Where is my data anyway? Data sovereignty challenges in a world of SaaS and Cloud

'Where is my data?' is a tricky question to answer succinctly in a modern world dominated by cloud services, APIs and globally distributed Content Delivery Networks (CDNs). In the good old days when you just stored everything in your monolithic CMS and hosted it yourself, it was easy to answer. Nowadays, we may need to rephrase the question, or ask different questions entirely.

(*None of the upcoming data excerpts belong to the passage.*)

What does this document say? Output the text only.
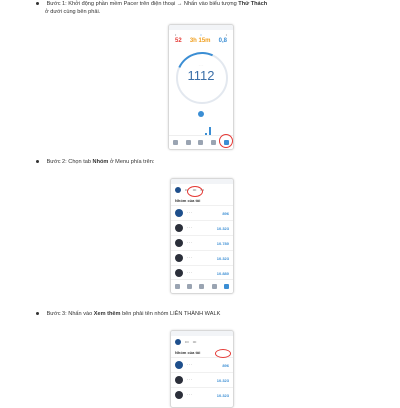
Bước 1: Khởi động phần mềm Pacer trên điện thoại → Nhấn vào biểu tượng Thử Thách
ở dưới cùng bên phải.
•	•	•
52 3h 15m 0,8
· · ·
1112
Bước 2: Chọn tab Nhóm ở Menu phía trên:
••• ••• •••
Nhóm của tôi
· · ·	896
· · ·	10.323
· · ·	10.780
· · ·	10.323
· · ·	10.880
Bước 3: Nhấn vào Xem thêm bên phải tên nhóm LIÊN THÀNH WALK
••• •••
Nhóm của tôi
· · ·	896
· · ·	10.323
· · ·	10.323
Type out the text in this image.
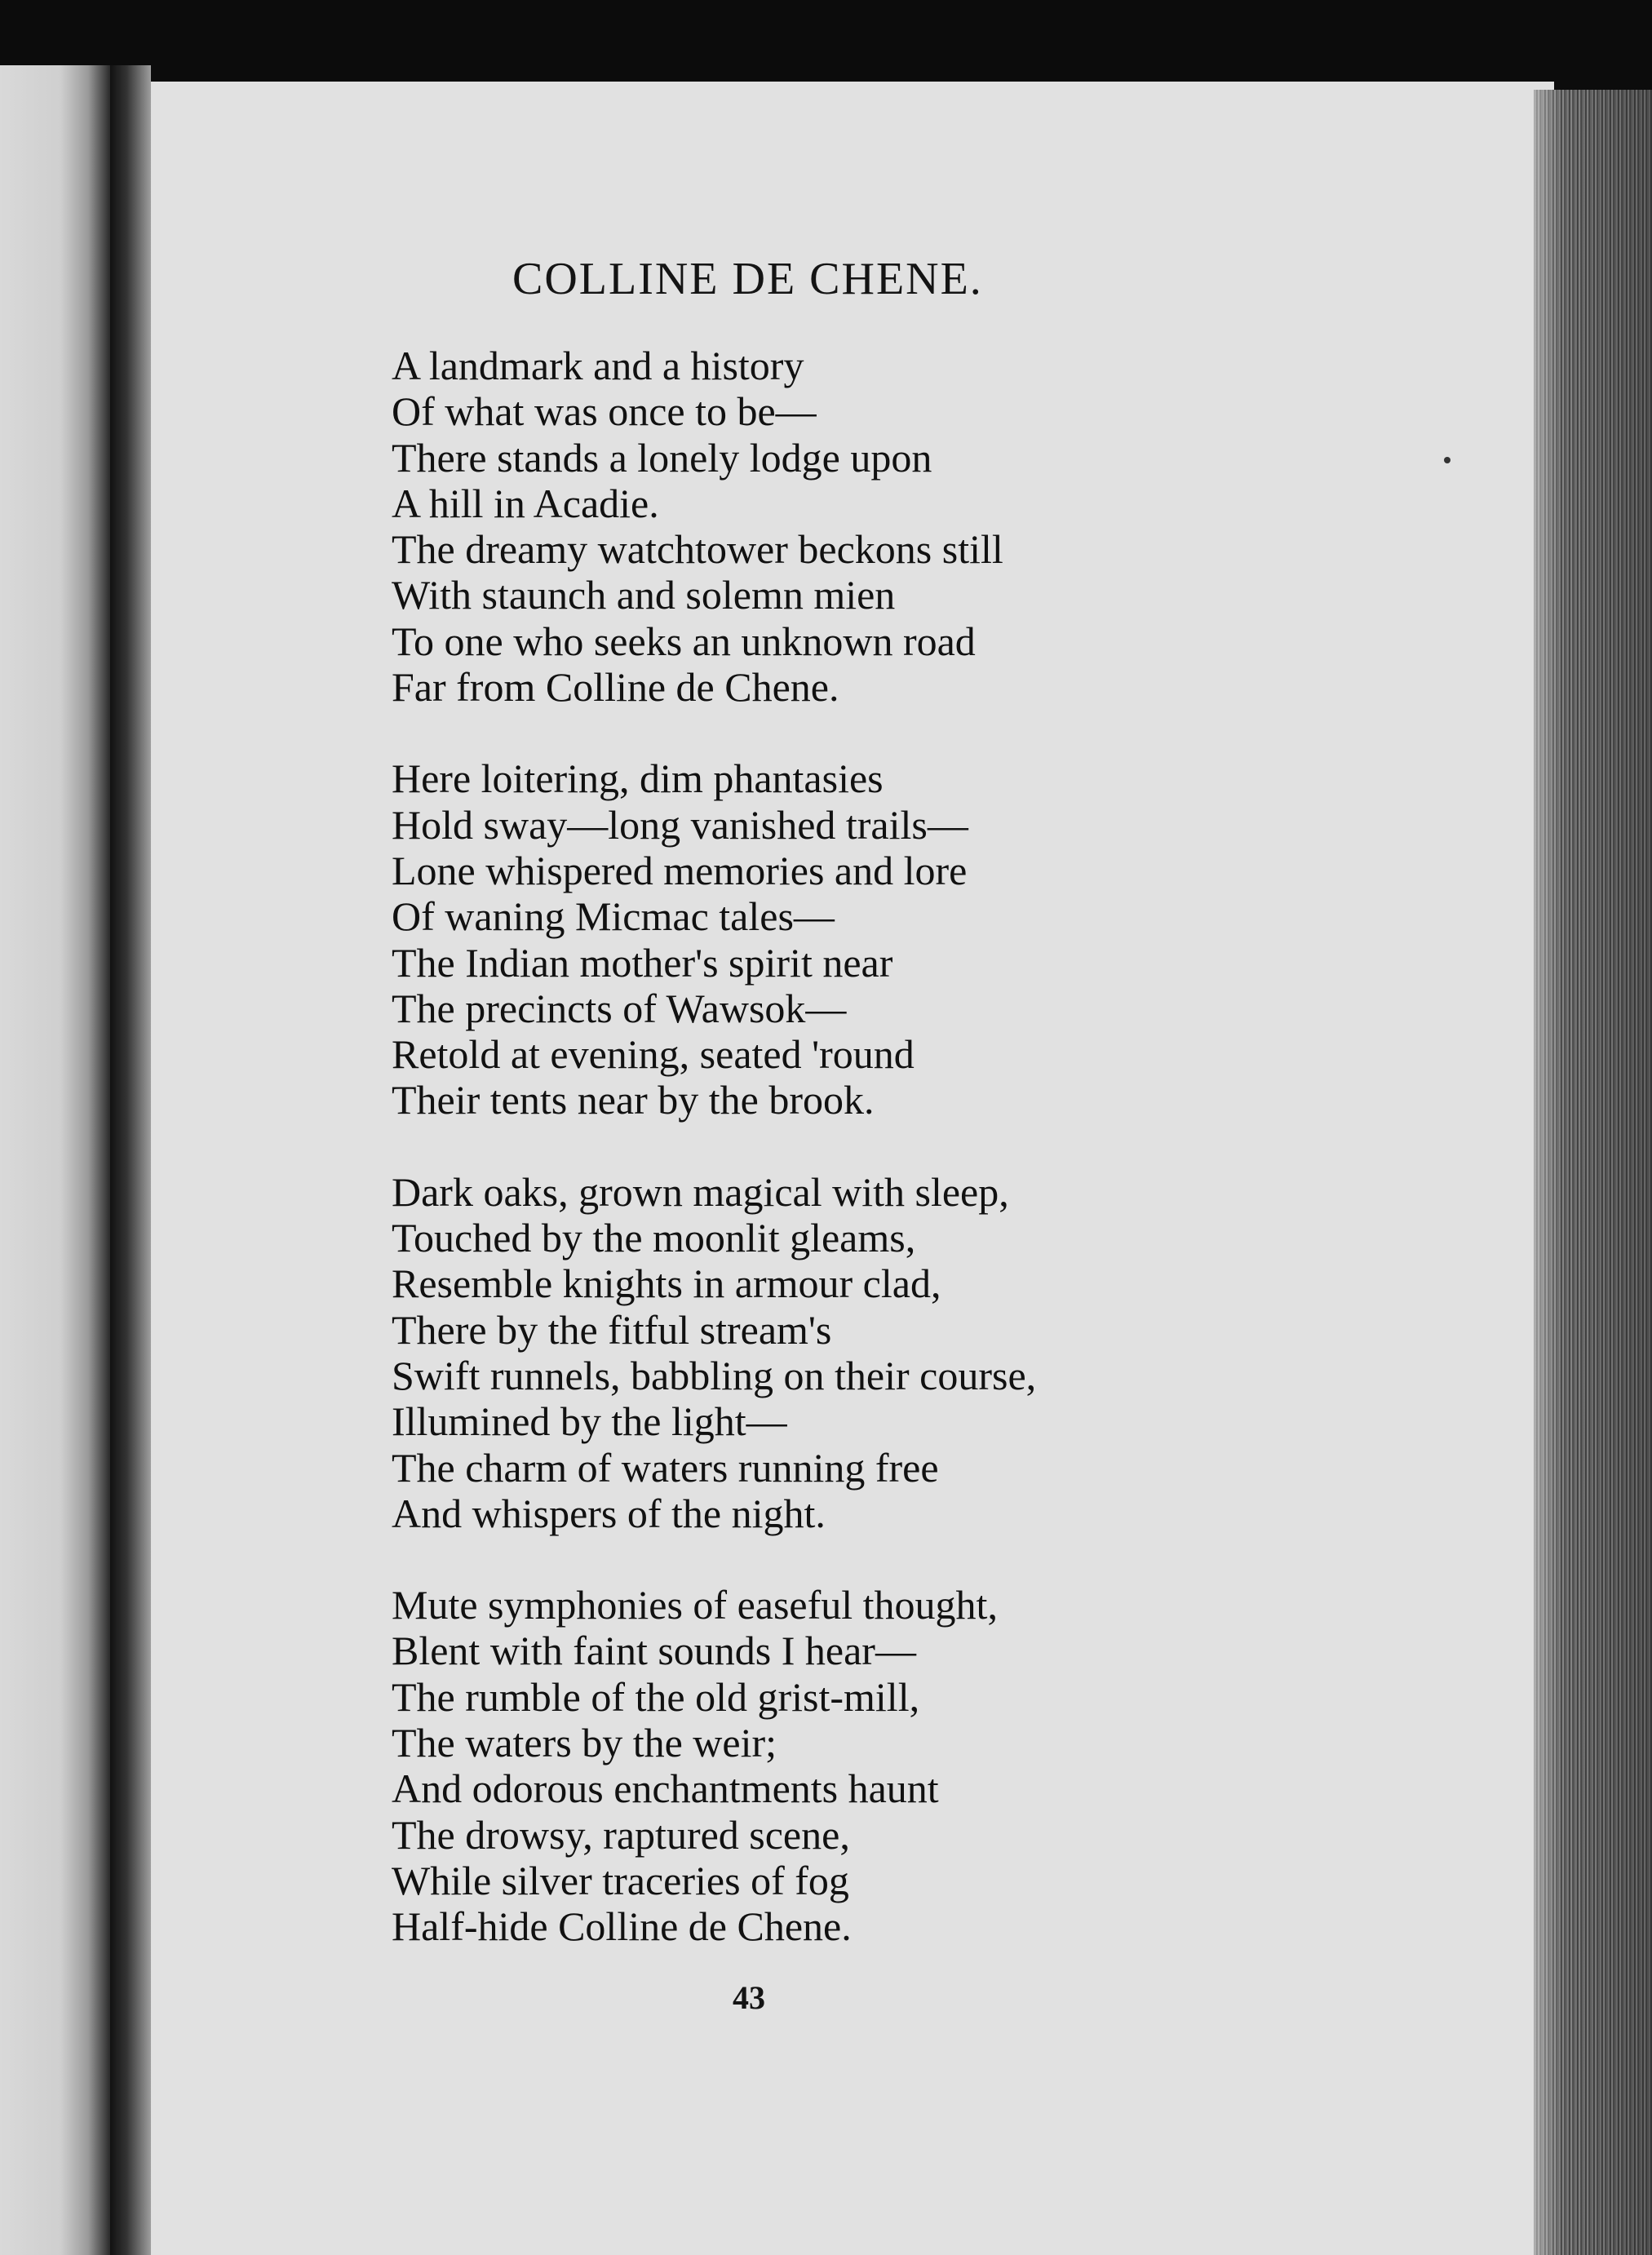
COLLINE DE CHENE.
A landmark and a history
Of what was once to be—
There stands a lonely lodge upon
A hill in Acadie.
The dreamy watchtower beckons still
With staunch and solemn mien
To one who seeks an unknown road
Far from Colline de Chene.
Here loitering, dim phantasies
Hold sway—long vanished trails—
Lone whispered memories and lore
Of waning Micmac tales—
The Indian mother's spirit near
The precincts of Wawsok—
Retold at evening, seated 'round
Their tents near by the brook.
Dark oaks, grown magical with sleep,
Touched by the moonlit gleams,
Resemble knights in armour clad,
There by the fitful stream's
Swift runnels, babbling on their course,
Illumined by the light—
The charm of waters running free
And whispers of the night.
Mute symphonies of easeful thought,
Blent with faint sounds I hear—
The rumble of the old grist-mill,
The waters by the weir;
And odorous enchantments haunt
The drowsy, raptured scene,
While silver traceries of fog
Half-hide Colline de Chene.
43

Picture of Luminary CTO Andy smiling with a black background

By Andy Thompson, 3 June 20227 minute read

The most succinct definition I think I've heard of "The Cloud" is simply "someone else's computer". We live in a modern digital world increasingly dominated by Software-as-a-Service (SaaS) and Cloud services, while also becoming more aware of and concerned by privacy considerations and regulations.

Data residency refers simply to where data is hosted, however data sovereignty is a little more involved, as it deals with which laws and regulations apply to the data because of where it resides. While this has been of concern to a number of industries such as finance, charities and NFPs, e-commerce or member organisations for some time, it became even more complicated and a concern for all industries with the 2018 introduction of the General Data Protection Regulation (GDPR) in Europe, described as 'the toughest privacy and security law in the world', with many other jurisdictions worldwide looking to follow suit.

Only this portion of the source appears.